Жизнь — не серия симметрично оборудованных ламп, жизнь это светящийся ореол, полупрозрачная оболочка, окутывающая нас с появления на свет и до конца. Разве не задача романиста — выразить эту изменчивость, этот неведомый и ничем не связанный дух, — каковы бы ни были его аберрации, как бы ни был он сложен, — и при этом передать, насколько возможно избегая примеси чуждого и внешнего?
Мы не просто призываем к смелости и искренности; мы хотим сказать, что истинный предмет романа иной, чем это принято считать.
"Сознание никогда не рисуется самому себе раздробленным на куски. Выражения вроде "цепи" или "ряда" не рисуют сознание так, как оно представляется самому себе. В нем нет ничего, что могло бы связываться, оно течет", — так писал открыватель потока сознания, считавший его эквивалентом "Я", — того "Я", что ощущает себя неразрывным как во времени, так и во фрагментированном мире событий. Затем изъятый Джойсом из небытия Дюжарден скажет, теоретизируя, что новизна потока сознания не в отсутствии отбора вообще, но в отсутствии организующего отбора — в том, что отбор происходит не под знаком логики, а в том порядке, в каком мысли рождаются в голове героя.
Джойс как раз и стремился обнаружить мерцания этого сокровенного пламени, пренебрегая всем тем, что представлялось ему второстепенным, будь то правдоподобие, связность или "объективность". Ведь ему требовались не атрибуты — сама жизнь. Жизнь сознания.
И хотя сам Джойс ссылался на первенство Дюжардена, на его Лавры срезаны (очередная мистификация?), поток сознания широко использовался Эдгаром По, Достоевским (Записки из подполья), Толстым, Браунингом (Возлюбленный герцогини Порфире н), причем Браунинг и Достоевский владели техникой внутреннего монолога почти с виртуозностью Джойса.
А Артур Шницлер? Внутренний монолог в Лейтенанте Густле не просто поток сознания, а вполне джойсовский поток саморазоблачения человеческого ничто: эвримена с крохотным неразвитым умишком, которого хватает лишь на мысли о "сладких девочках" и на инстинктивную самозащиту.

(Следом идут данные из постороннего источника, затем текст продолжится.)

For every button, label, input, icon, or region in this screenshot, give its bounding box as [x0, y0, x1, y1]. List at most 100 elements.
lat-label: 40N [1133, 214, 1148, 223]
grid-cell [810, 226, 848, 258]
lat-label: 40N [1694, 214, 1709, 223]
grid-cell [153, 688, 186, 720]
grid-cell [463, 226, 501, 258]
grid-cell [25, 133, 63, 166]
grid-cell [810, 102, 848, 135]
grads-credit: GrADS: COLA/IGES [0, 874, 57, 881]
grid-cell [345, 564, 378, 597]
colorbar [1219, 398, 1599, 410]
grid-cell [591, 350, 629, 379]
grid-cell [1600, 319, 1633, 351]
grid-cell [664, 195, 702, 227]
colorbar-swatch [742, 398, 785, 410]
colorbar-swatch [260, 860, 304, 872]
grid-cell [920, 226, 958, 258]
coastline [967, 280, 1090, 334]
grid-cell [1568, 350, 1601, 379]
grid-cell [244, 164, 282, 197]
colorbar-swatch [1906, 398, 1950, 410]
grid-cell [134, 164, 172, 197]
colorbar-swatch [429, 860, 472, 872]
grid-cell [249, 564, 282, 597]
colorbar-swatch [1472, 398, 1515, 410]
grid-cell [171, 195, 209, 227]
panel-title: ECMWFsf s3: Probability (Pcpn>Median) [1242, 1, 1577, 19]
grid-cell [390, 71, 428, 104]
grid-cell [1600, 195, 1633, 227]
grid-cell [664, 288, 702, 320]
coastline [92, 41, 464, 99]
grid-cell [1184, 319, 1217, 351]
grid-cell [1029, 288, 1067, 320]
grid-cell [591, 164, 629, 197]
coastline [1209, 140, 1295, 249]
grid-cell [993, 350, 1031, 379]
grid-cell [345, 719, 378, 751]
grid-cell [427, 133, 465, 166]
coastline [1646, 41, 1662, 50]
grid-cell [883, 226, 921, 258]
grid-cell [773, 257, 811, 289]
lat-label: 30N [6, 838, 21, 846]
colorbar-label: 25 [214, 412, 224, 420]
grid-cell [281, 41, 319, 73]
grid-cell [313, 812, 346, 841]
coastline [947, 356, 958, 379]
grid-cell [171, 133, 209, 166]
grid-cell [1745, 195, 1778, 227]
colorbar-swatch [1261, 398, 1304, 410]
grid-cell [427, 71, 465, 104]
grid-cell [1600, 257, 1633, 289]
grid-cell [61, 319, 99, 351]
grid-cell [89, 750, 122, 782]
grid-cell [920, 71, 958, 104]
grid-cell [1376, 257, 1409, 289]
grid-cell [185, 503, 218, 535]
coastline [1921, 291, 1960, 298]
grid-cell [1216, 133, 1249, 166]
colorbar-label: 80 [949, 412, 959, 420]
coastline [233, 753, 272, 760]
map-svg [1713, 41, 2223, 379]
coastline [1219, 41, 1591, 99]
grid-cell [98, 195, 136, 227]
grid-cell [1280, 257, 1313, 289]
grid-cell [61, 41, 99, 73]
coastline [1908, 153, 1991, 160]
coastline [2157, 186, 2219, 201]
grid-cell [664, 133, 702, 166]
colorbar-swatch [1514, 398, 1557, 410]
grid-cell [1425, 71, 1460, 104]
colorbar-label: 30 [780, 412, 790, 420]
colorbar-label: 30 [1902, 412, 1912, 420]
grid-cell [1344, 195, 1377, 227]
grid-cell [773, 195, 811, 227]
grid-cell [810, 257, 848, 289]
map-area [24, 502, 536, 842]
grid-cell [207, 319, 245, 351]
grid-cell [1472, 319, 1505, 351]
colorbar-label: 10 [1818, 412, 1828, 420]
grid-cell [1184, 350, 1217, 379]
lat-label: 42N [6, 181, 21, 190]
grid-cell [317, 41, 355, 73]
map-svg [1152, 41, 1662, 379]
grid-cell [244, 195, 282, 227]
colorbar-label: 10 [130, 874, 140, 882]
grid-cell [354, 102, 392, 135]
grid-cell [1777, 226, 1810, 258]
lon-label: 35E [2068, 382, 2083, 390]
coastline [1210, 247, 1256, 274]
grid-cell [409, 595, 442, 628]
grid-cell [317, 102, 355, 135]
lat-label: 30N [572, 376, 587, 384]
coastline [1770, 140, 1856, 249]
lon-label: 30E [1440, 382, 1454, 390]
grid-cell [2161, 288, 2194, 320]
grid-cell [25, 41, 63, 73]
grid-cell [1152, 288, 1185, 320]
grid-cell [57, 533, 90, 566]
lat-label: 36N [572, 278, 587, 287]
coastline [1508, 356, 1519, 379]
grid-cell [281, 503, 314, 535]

Вообще же поток сознания возник в русле классического реализма: Достоевский, Толстой, Гамсун. Последний, стоящий уже у кромки и еще осуждающий символику и мифологичность, сам творил новый миф с глубочайшим подтекстом и пониманием непостижимости центра мироздания — Наблюдателя, человека. Для Гамсуна жизнь есть мистерия, таинство, боль. Большинство его героев — нагели, люди ниоткуда. Оторвавшиеся от земли, от собственной исконности, — они жалкие скорлупки в океане бытия. Циники или скептики, они мечутся, страдают, ищут, но у них уже нет корней, и потому они — живые мертвецы.